Wyczerpani, głodni, spragnieni i pozbawieni przeciwpancernej broni żołnierze patrzyli jak niemieckie pojazdy pancerne wysuwają się z drogi i otwierają ogień. Bez żadnych możliwości powstrzymania czołgów Amerykanie widzieli jak bitwa zmienia się w obławę. Praktycznie wszystkie zaangażowane siły 168. Pułku Piechoty zostały przejęte. Dla podpułkownika Johna H. Van Vlieta Jr., dowódcy 3. batalionu, 17. lutego 1943 r. rozpoczął się okres niewoli znaczony nudą, głodem, trzema ucieczkami oraz, znacząco, wyjazdem do Katynia w celu obserwacji skutków zbrodni popełnionej przez Sowietów na tysiącach polskich oficerów.

John H. Van Vliet Jr., nazywany  też “Jack” albo “Van”, pochodził z rodziny wojskowej.
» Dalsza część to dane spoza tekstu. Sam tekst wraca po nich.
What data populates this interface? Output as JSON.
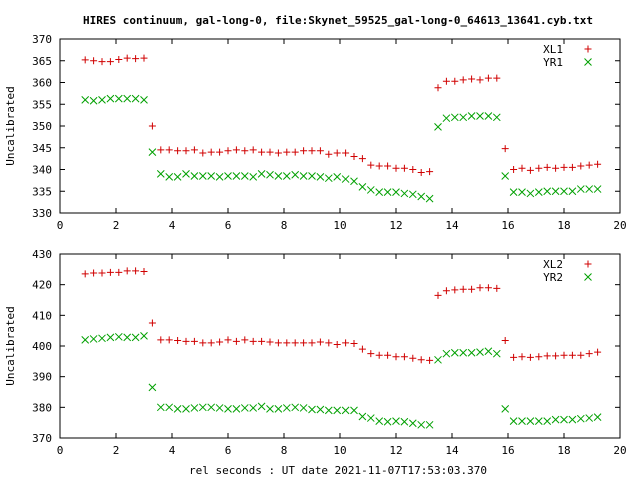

Urodził się w Texas City, w stanie Texas i mieszkał w różnych bazach wojskowych i placówkach zagranicznych. W roku 1937, podobnie jak jego dziadek w 1840 i ojciec w 1913, ukończył West Point. Został skierowany do służby w piechocie. Podążał ścieżką kariery typową dla oficera piechoty, aż we wrześniu 1941 r. w cywilu udał się do Wielkiej Brytanii, by obserwować Armię Brytyjską i wziąć udział w organizowanych przez nią specjalistycznych kursach. Potem na krótko powrócił do Fort Benning jako instruktor w Szkole Piechoty by znów udać się do Wielkiej Brytanii, objąć dowództwo 3. Batalionu 168. Pułku Piechoty i poprowadzić go w inwazji w Afryce Północnej i bitwie o przełęcz Kasserine. Misja ta zakończyła się na równinie Afryki Północnej, kiedy to niemieckie siły przejęły kontrolę nad ich nowymi jeńcami wojennymi.
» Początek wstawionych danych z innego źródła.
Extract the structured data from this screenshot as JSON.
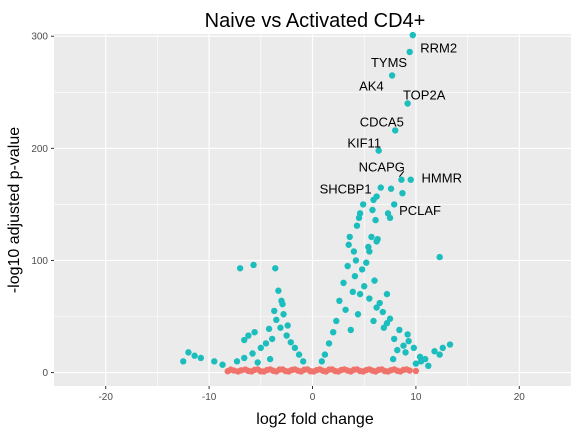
{
  "chart_data": {
    "type": "scatter",
    "title": "Naive vs Activated CD4+",
    "xlabel": "log2 fold change",
    "ylabel": "-log10 adjusted p-value",
    "xlim": [
      -25,
      25
    ],
    "ylim": [
      -12,
      302
    ],
    "x_ticks": [
      -20,
      -10,
      0,
      10,
      20
    ],
    "y_ticks": [
      0,
      100,
      200,
      300
    ],
    "grid": true,
    "legend": "none",
    "colors": {
      "panel": "#EBEBEB",
      "grid": "#FFFFFF",
      "significant": "#1CBDBD",
      "not_significant": "#F0736B"
    },
    "series": [
      {
        "color": "#1CBDBD",
        "points": [
          [
            9.7,
            301
          ],
          [
            9.4,
            286
          ],
          [
            7.7,
            265
          ],
          [
            9.2,
            240
          ],
          [
            8.0,
            216
          ],
          [
            6.4,
            198
          ],
          [
            8.6,
            172
          ],
          [
            9.5,
            172
          ],
          [
            8.7,
            160
          ],
          [
            6.6,
            165
          ],
          [
            7.6,
            164
          ],
          [
            7.9,
            150
          ],
          [
            6.2,
            157
          ],
          [
            5.9,
            154
          ],
          [
            4.9,
            150
          ],
          [
            7.3,
            142
          ],
          [
            5.8,
            145
          ],
          [
            4.6,
            142
          ],
          [
            4.5,
            138
          ],
          [
            7.5,
            138
          ],
          [
            4.3,
            131
          ],
          [
            6.1,
            136
          ],
          [
            6.3,
            119
          ],
          [
            3.6,
            121
          ],
          [
            6.2,
            117
          ],
          [
            3.5,
            114
          ],
          [
            5.5,
            108
          ],
          [
            5.7,
            121
          ],
          [
            4.0,
            108
          ],
          [
            12.3,
            103
          ],
          [
            -5.7,
            96
          ],
          [
            -3.6,
            93
          ],
          [
            -7.0,
            93
          ],
          [
            -3.3,
            73
          ],
          [
            -3.0,
            64
          ],
          [
            -2.9,
            61
          ],
          [
            -4.2,
            39
          ],
          [
            -5.6,
            36
          ],
          [
            -6.2,
            33
          ],
          [
            -6.6,
            29
          ],
          [
            -12.0,
            18
          ],
          [
            -11.4,
            15
          ],
          [
            -10.8,
            13
          ],
          [
            -12.5,
            10
          ],
          [
            -9.5,
            10
          ],
          [
            -8.7,
            7
          ],
          [
            13.3,
            25
          ],
          [
            12.6,
            22
          ],
          [
            11.8,
            19
          ],
          [
            12.3,
            16
          ],
          [
            10.9,
            12
          ],
          [
            10.5,
            10
          ],
          [
            8.4,
            38
          ],
          [
            9.2,
            34
          ],
          [
            8.8,
            24
          ],
          [
            9.8,
            22
          ],
          [
            9.0,
            18
          ],
          [
            10.4,
            14
          ],
          [
            7.5,
            48
          ],
          [
            2.6,
            64
          ],
          [
            3.0,
            80
          ],
          [
            3.4,
            95
          ],
          [
            4.1,
            86
          ],
          [
            5.0,
            77
          ],
          [
            4.6,
            70
          ],
          [
            5.5,
            66
          ],
          [
            6.2,
            58
          ],
          [
            6.8,
            54
          ],
          [
            7.2,
            44
          ],
          [
            6.5,
            62
          ],
          [
            5.2,
            98
          ],
          [
            4.8,
            92
          ],
          [
            3.9,
            72
          ],
          [
            3.2,
            56
          ],
          [
            2.3,
            46
          ],
          [
            2.0,
            36
          ],
          [
            1.6,
            26
          ],
          [
            1.2,
            16
          ],
          [
            0.9,
            10
          ],
          [
            -0.9,
            10
          ],
          [
            -1.3,
            16
          ],
          [
            -1.7,
            22
          ],
          [
            -2.1,
            27
          ],
          [
            -2.5,
            33
          ],
          [
            -3.1,
            40
          ],
          [
            -3.5,
            47
          ],
          [
            -2.8,
            52
          ],
          [
            -3.9,
            30
          ],
          [
            -4.5,
            26
          ],
          [
            -5.0,
            22
          ],
          [
            -5.8,
            17
          ],
          [
            -6.6,
            13
          ],
          [
            -7.3,
            10
          ],
          [
            -2.4,
            42
          ],
          [
            -3.7,
            55
          ],
          [
            -4.1,
            12
          ],
          [
            -5.3,
            9
          ],
          [
            5.9,
            46
          ],
          [
            7.9,
            30
          ],
          [
            8.2,
            20
          ],
          [
            10.0,
            8
          ],
          [
            11.2,
            6
          ],
          [
            4.4,
            52
          ],
          [
            3.7,
            38
          ],
          [
            6.9,
            40
          ],
          [
            7.2,
            70
          ],
          [
            6.0,
            82
          ],
          [
            5.4,
            112
          ],
          [
            4.2,
            100
          ],
          [
            7.8,
            12
          ],
          [
            9.3,
            28
          ]
        ]
      },
      {
        "color": "#F0736B",
        "points": [
          [
            -8.2,
            1.2
          ],
          [
            -7.6,
            1.8
          ],
          [
            -6.9,
            2.0
          ],
          [
            -6.2,
            1.5
          ],
          [
            -5.6,
            2.4
          ],
          [
            -5.0,
            1.1
          ],
          [
            -4.4,
            2.2
          ],
          [
            -3.8,
            1.6
          ],
          [
            -3.2,
            2.6
          ],
          [
            -2.6,
            1.3
          ],
          [
            -2.0,
            2.3
          ],
          [
            -1.4,
            1.7
          ],
          [
            -0.8,
            2.5
          ],
          [
            -0.2,
            1.2
          ],
          [
            0.4,
            2.1
          ],
          [
            1.0,
            1.6
          ],
          [
            1.6,
            2.6
          ],
          [
            2.2,
            1.3
          ],
          [
            2.8,
            2.3
          ],
          [
            3.4,
            1.8
          ],
          [
            4.0,
            2.5
          ],
          [
            4.6,
            1.4
          ],
          [
            5.2,
            2.2
          ],
          [
            5.8,
            1.7
          ],
          [
            6.4,
            2.4
          ],
          [
            7.0,
            1.3
          ],
          [
            7.6,
            2.1
          ],
          [
            8.2,
            1.6
          ],
          [
            8.8,
            2.4
          ],
          [
            9.4,
            1.8
          ],
          [
            10.0,
            1.4
          ],
          [
            -7.9,
            2.6
          ],
          [
            -7.2,
            1.0
          ],
          [
            -6.5,
            2.7
          ],
          [
            -5.9,
            1.0
          ],
          [
            -5.3,
            2.8
          ],
          [
            -4.7,
            1.0
          ],
          [
            -4.1,
            2.8
          ],
          [
            -3.5,
            1.0
          ],
          [
            -2.9,
            2.8
          ],
          [
            -2.3,
            1.0
          ],
          [
            -1.7,
            2.8
          ],
          [
            -1.1,
            1.0
          ],
          [
            -0.5,
            2.8
          ],
          [
            0.1,
            1.0
          ],
          [
            0.7,
            2.8
          ],
          [
            1.3,
            1.0
          ],
          [
            1.9,
            2.8
          ],
          [
            2.5,
            1.0
          ],
          [
            3.1,
            2.8
          ],
          [
            3.7,
            1.0
          ],
          [
            4.3,
            2.8
          ],
          [
            4.9,
            1.0
          ],
          [
            5.5,
            2.8
          ],
          [
            6.1,
            1.0
          ],
          [
            6.7,
            2.8
          ],
          [
            7.3,
            1.0
          ],
          [
            7.9,
            2.8
          ],
          [
            8.5,
            1.0
          ],
          [
            9.1,
            2.8
          ]
        ]
      }
    ],
    "annotations": [
      {
        "label": "RRM2",
        "x": 9.7,
        "y": 301,
        "lx": 12.2,
        "ly": 290
      },
      {
        "label": "TYMS",
        "x": 7.7,
        "y": 265,
        "lx": 7.4,
        "ly": 277
      },
      {
        "label": "AK4",
        "x": 7.7,
        "y": 265,
        "lx": 5.7,
        "ly": 256
      },
      {
        "label": "TOP2A",
        "x": 9.2,
        "y": 240,
        "lx": 10.8,
        "ly": 248
      },
      {
        "label": "CDCA5",
        "x": 8.0,
        "y": 216,
        "lx": 6.7,
        "ly": 224
      },
      {
        "label": "KIF11",
        "x": 6.4,
        "y": 198,
        "lx": 5.0,
        "ly": 205
      },
      {
        "label": "NCAPG",
        "x": 8.6,
        "y": 172,
        "lx": 6.7,
        "ly": 184
      },
      {
        "label": "HMMR",
        "x": 9.5,
        "y": 172,
        "lx": 12.5,
        "ly": 174
      },
      {
        "label": "SHCBP1",
        "x": 6.2,
        "y": 157,
        "lx": 3.2,
        "ly": 164
      },
      {
        "label": "PCLAF",
        "x": 8.7,
        "y": 160,
        "lx": 10.4,
        "ly": 145
      }
    ]
  }
}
Niemcy przeszukali i rozbroili oficerów oraz żołnierzy „Sto Sześćdziesiąt Ósmego”. Świeżo upieczeni jeńcy wojenni zostali sformowani w kolumnę marszową i poprowadzeni drogą powrotną do przełęczy Faid. Wszyscy cierpieli z powodu pragnienia i dopiero pod koniec dnia odczuli ogromną ulgę mogąc się napić.

W pierwszym rzędzie od lewej: ppłk. Jack Van Vliet, por. Emanuel Robertson;
W drugim rzędzie od lewej: por. Al Casner, por. Woodley Warrick, por. Floyd Saxton.
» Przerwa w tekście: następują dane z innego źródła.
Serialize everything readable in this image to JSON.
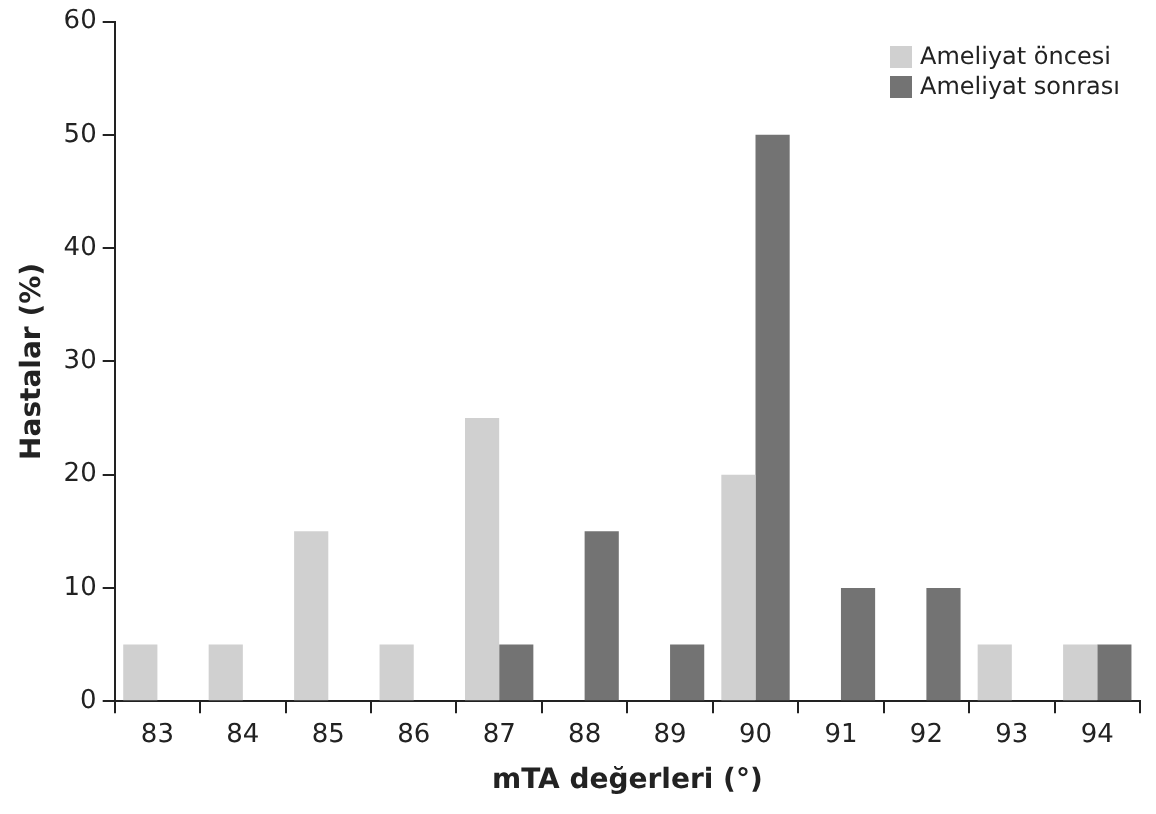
{
  "chart_data": {
    "type": "bar",
    "xlabel": "mTA değerleri (°)",
    "ylabel": "Hastalar (%)",
    "categories": [
      "83",
      "84",
      "85",
      "86",
      "87",
      "88",
      "89",
      "90",
      "91",
      "92",
      "93",
      "94"
    ],
    "series": [
      {
        "name": "Ameliyat öncesi",
        "color": "#d0d0d0",
        "values": [
          5,
          5,
          15,
          5,
          25,
          0,
          0,
          20,
          0,
          0,
          5,
          5
        ]
      },
      {
        "name": "Ameliyat sonrası",
        "color": "#737373",
        "values": [
          0,
          0,
          0,
          0,
          5,
          15,
          5,
          50,
          10,
          10,
          0,
          5
        ]
      }
    ],
    "ylim": [
      0,
      60
    ],
    "yticks": [
      0,
      10,
      20,
      30,
      40,
      50,
      60
    ],
    "grid": false,
    "legend": "top right"
  }
}
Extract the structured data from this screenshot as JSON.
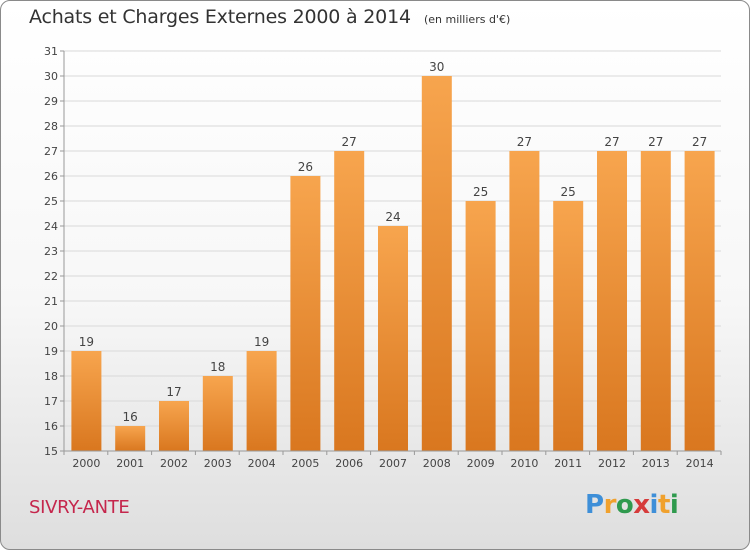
{
  "chart_data": {
    "type": "bar",
    "title": "Achats et Charges Externes 2000 à 2014",
    "subtitle": "(en milliers d'€)",
    "xlabel": "",
    "ylabel": "",
    "categories": [
      "2000",
      "2001",
      "2002",
      "2003",
      "2004",
      "2005",
      "2006",
      "2007",
      "2008",
      "2009",
      "2010",
      "2011",
      "2012",
      "2013",
      "2014"
    ],
    "values": [
      19,
      16,
      17,
      18,
      19,
      26,
      27,
      24,
      30,
      25,
      27,
      25,
      27,
      27,
      27
    ],
    "ylim": [
      15,
      31
    ],
    "yticks": [
      15,
      16,
      17,
      18,
      19,
      20,
      21,
      22,
      23,
      24,
      25,
      26,
      27,
      28,
      29,
      30,
      31
    ],
    "grid": true,
    "legend": "none",
    "bar_color_top": "#f7a54e",
    "bar_color_bottom": "#d9771f"
  },
  "footer": {
    "commune": "SIVRY-ANTE"
  },
  "logo": {
    "text": "Proxiti",
    "colors": [
      "#3e8fd8",
      "#f0a12d",
      "#2f9a4e",
      "#d63b3b",
      "#3e8fd8",
      "#f0a12d",
      "#2f9a4e"
    ]
  }
}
Obozowe życie w Szubinie było uregulowane. Niemcy dwa razy dziennie wymagali stawiania się na apelu, zaś jeńcy wypełniali pozostałą część dnia przeróżnymi formami aktywności organizowanymi w strukturze dowodzenia ustanowionej przez nich samych. Oficerowie posiadający określoną wiedzę i umiejętności prowadzili zajęcia dydaktyczne dzieląc się nimi z pozostałymi jeńcami. Instrumenty muzyczne dostarczone przez YMCA pozwoliły sformować zespół muzyczny i orkiestrę. Toczono poważne dyskusje, które dotyczyły na przykład sposobu przedłużenia przydatności ograniczonej liczby ostrzy do golenia: czy faktycznie możliwe jest naostrzenie żyletki przez przeciągnięcie jej po wewnętrznej stronie szklanki? Jedzenie, a w zasadzie jego niedostatek, stanowił poważny problem. Niemcy wydzielali jeńcom racje żywnościowe należne osobom, które nie pracowały (oficerowie jeńcy wojenni wg Konwencji Genewskiej należeli do kategorii osób, których Niemcy nie mogli wykorzystywać do pracy).  Jack opowiadał później historie o wyżywieniu w obozie – „cienka codzienna zupa wypełniała dokładnie siedemnaście wyliczonych łyżek”. Skromne niemieckie racje żywnościowe były uzupełniane przez żywność z cennych paczek Czerwonego Krzyża (Jack przez resztę swojego życia wiernie wspomagał datkami Amerykański Czerwony Krzyż).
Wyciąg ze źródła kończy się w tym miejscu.